You may imagine that num[-1] = num[n] = -∞.
For example, in array [1, 2, 3, 1], 3 is a peak element and your function should return the index number 2.
题目大意:
寻找一个数组的峰值元素(类似于函数中的极大值)
假设num[-1]=num[n]=- ∞。
若数组中有多个峰值元素,返回任意一个都可以。
题目分析:
本题依然是一个二分查找的变形。
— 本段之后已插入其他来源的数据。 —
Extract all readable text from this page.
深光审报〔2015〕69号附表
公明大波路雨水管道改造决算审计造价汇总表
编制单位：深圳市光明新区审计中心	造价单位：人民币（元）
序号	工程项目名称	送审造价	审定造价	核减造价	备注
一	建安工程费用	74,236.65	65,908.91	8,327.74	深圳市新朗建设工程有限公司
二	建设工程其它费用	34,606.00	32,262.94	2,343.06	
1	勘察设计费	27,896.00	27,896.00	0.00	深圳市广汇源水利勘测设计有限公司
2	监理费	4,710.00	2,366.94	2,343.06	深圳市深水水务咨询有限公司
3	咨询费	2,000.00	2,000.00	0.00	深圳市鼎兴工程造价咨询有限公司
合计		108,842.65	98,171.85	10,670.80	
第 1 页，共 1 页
先考虑边界情况,若数组只有1个元素,则他就是峰值;若数组只有两个元素则较大的就是峰值元素。
接下来进行二分查找,设中点为mid,考虑以下情况:
(1) mid是端点,那么只看它是否大于第二个点(倒数第二个点)即可;
(2) mid点的值大于左边又大于右边,则它就是峰值,返回即可;
(3) mid点的“邻域”是递增的,则右半边一定有峰值;
(4) mid点的“邻域”是递减的,则左半边一定有峰值;
源码:(language:c)

int findPeakElement(int* nums, int numsSize) {
    if(numsSize == 1) 
        return 0;
    else if(numsSize == 2)
        return nums[0]<nums[1];
    else {
        int mid=(numsSize-1)/2;
        if(mid == 0 && nums[0]>nums[1])
            return 0;
        else if(mid == numsSize-1 && nums[numsSize-1] > nums[numsSize-2])
            return numsSize-1;
        else if(nums[mid] > nums[mid-1] && nums[mid] > nums[mid+1])
            return mid;
        else if(nums[mid] >= nums[mid-1] && nums[mid] <= nums[mid+1])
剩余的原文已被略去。